How to get the best exchange rate abroad

By Famworld
How to get the best exchange rate abroad

Fees differ depending on the payment method used: credit card, debit card or cash. Here are tips to limit the bill.

If you're planning a trip abroad in the coming months, you shouldn't just be wondering whether your activity schedule is too busy, whether the apartment you've rented has air conditioning, or whether your two tubes of sunscreen will be enough for the whole family. You should also plan how to make your payments once you arrive at your destination. Because the costs can be numerous.

“You have to establish a strategy before departure so as not to give in to local sirens,” says Jean-Maximilien Voisine, founding president of Milesopedia , a website that offers a comparison of credit cards and loyalty programs (also a partner of News for creating your own comparison tool).
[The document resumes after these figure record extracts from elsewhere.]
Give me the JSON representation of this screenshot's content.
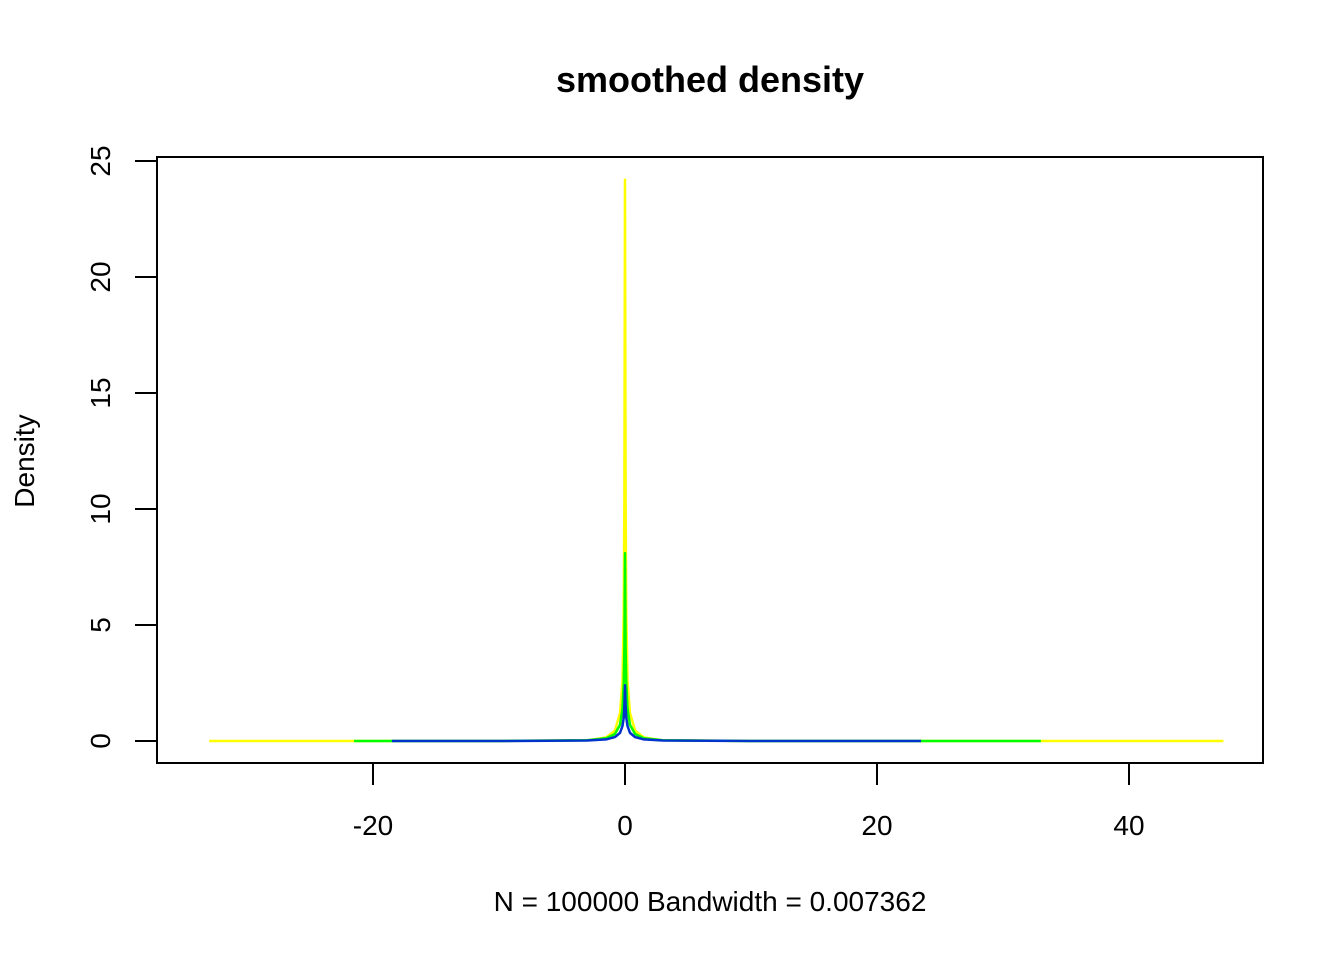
{
  "chart_data": {
    "type": "line",
    "title": "smoothed density",
    "xlabel": "N = 100000   Bandwidth = 0.007362",
    "ylabel": "Density",
    "xlim": [
      -35,
      50
    ],
    "ylim": [
      0,
      25
    ],
    "x_ticks": [
      -20,
      0,
      20,
      40
    ],
    "x_tick_labels": [
      "-20",
      "0",
      "20",
      "40"
    ],
    "y_ticks": [
      0,
      5,
      10,
      15,
      20,
      25
    ],
    "y_tick_labels": [
      "0",
      "5",
      "10",
      "15",
      "20",
      "25"
    ],
    "grid": false,
    "series": [
      {
        "color": "#ffff00",
        "x": [
          -33,
          -10,
          -3,
          -1.5,
          -0.8,
          -0.4,
          -0.2,
          -0.1,
          -0.05,
          0,
          0.05,
          0.1,
          0.2,
          0.4,
          0.8,
          1.5,
          3,
          10,
          30,
          47.5
        ],
        "y": [
          0,
          0,
          0.03,
          0.15,
          0.45,
          1.2,
          2.6,
          5.5,
          10.5,
          24.2,
          10.5,
          5.5,
          2.6,
          1.2,
          0.45,
          0.15,
          0.03,
          0,
          0,
          0
        ]
      },
      {
        "color": "#00ff00",
        "x": [
          -21.5,
          -10,
          -3,
          -1.5,
          -0.8,
          -0.4,
          -0.2,
          -0.1,
          -0.05,
          0,
          0.05,
          0.1,
          0.2,
          0.4,
          0.8,
          1.5,
          3,
          10,
          20,
          33
        ],
        "y": [
          0,
          0,
          0.03,
          0.12,
          0.3,
          0.7,
          1.4,
          2.5,
          4.0,
          8.1,
          4.0,
          2.5,
          1.4,
          0.7,
          0.3,
          0.12,
          0.03,
          0,
          0,
          0
        ]
      },
      {
        "color": "#0033cc",
        "x": [
          -18.5,
          -10,
          -3,
          -1.5,
          -0.8,
          -0.4,
          -0.2,
          -0.1,
          -0.05,
          0,
          0.05,
          0.1,
          0.2,
          0.4,
          0.8,
          1.5,
          3,
          10,
          23.5
        ],
        "y": [
          0,
          0,
          0.02,
          0.07,
          0.17,
          0.35,
          0.65,
          1.0,
          1.5,
          2.4,
          1.5,
          1.0,
          0.65,
          0.35,
          0.17,
          0.07,
          0.02,
          0,
          0
        ]
      }
    ]
  }
}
The “sirens” he speaks of are the exchange offices located in tourist places, which apply inflated rates, the ATMs with multiple fees or even the foreign merchants who offer you to pay in American or Canadian dollars, by keeping a rating along the way.

Bottom line, this magnificent sweater reminding you of the sound of the waves, sold for $50 US, will actually cost you (according to the current exchange rate) $67.54 CAD with a credit card without currency conversion fees, 69 .22 CAD with a debit card and even a little more with money withdrawn from an ATM.

If you are wondering, there are not exchange rates, but rather an exchange rate for each currency, which evolves continuously according to supply and demand on the global market. It is not set by any authority, but by the market, and it is the same for everyone. When you see different exchange rates in different places for the same currency, then the exchange office or card issuing institution is adding fees (such as conversion fees, commission, etc.).

Cash, debit card or credit card: your choice of payment method abroad will depend partly on the country visited and local habits (in open-air markets and taxis it is often easier to pay cash). But whatever the formula, it is possible to limit costs.

Credit card: a good option

As a general rule, it is best to pay for your foreign transactions with your credit card, when possible, says Jean-Maximilien Voisine. You will obtain the exchange rate of Visa or Mastercard , of which you can have an estimate online. You will have to pay what is called a "conversion fee", generally 2.5%, which is difficult to escape, but which is still competitive compared to other options. And you'll earn rewards points if your card offers them.

“Please note that conversion fees are included in the exchange rate, so they will not appear on your credit card statement. Cards that do not charge conversion fees will have a lower exchange rate,” explains Jean-Maximilien Voisine.

To avoid these conversion fees, you can get one of the rare credit cards that do not impose them (our comparator lists a few). Be careful, however, with annual membership fees, which can be high and in some cases even reach a few hundred dollars per year.

Oh, and one thing to never forget: if, when paying with a credit card on a foreign terminal, the device offers you to be billed in Canadian dollars or in the local currency, always opt for the local currency. “If you choose to pay in Canadian dollars, the merchant will apply exchange fees which will be disastrous. It can be 3% or 4%, but it can go up to 10%, plus conversion fees and the exchange rate.”

Prepaid cards: yes, but not those from the convenience store

To avoid currency conversion fees, there is another option: get your hands on a prepaid credit card with no conversion fees, which you can reload from your bank account as needed, such as KOHO or CIBC AC Prepaid Visa with no conversion fees.

Please note, these are not the Vanilla Visa or Mastercard gift cards that you can buy at the pharmacy or convenience store (which are not reloadable and charge a 2.5% currency conversion fee).

Unlike the majority of “traditional” credit cards, however, prepaid cards offer little or no rewards on your purchases.

Debit card: interesting, but not always accepted

Another option, the debit card, has its pros and cons. You will have to pay a conversion fee (usually 2.5%) like with a traditional credit card. If you want to use it to pay for a dinner abroad, however, the payment terminal that the server gives you must be compatible with your financial institution's network. For example, National Bank customers must locate terminals on the Cirrus, Maestro and NYCE networks. Also keep in mind that your financial institution may impose a daily payment limit on you.

Cash: withdraw with care

Finally, if, out of nostalgia or necessity, you want to pay in cash, be very careful. According to David Dupuis, lecturer in the Department of Economics at the University of Sherbrooke, it is absolutely necessary to avoid exchange offices located in airports or near must-see attractions, which are tourist traps with their very high rates. Depending on the destination, it may be interesting to exchange a little money before departure.

Once there, you can compare the rates of different exchange offices in town, or withdraw money with your debit card. In this case, the exchange rate applied will be that of your Quebec bank, but beware of the fees imposed: those for access to the network (generally three dollars in North America and five dollars elsewhere in the world), those of the counter that you use (fixed amount, variable from one device to another), plus a 2.5% conversion fee. It is therefore better to withdraw one larger sum than several smaller ones, as the fixed fees are charged each time.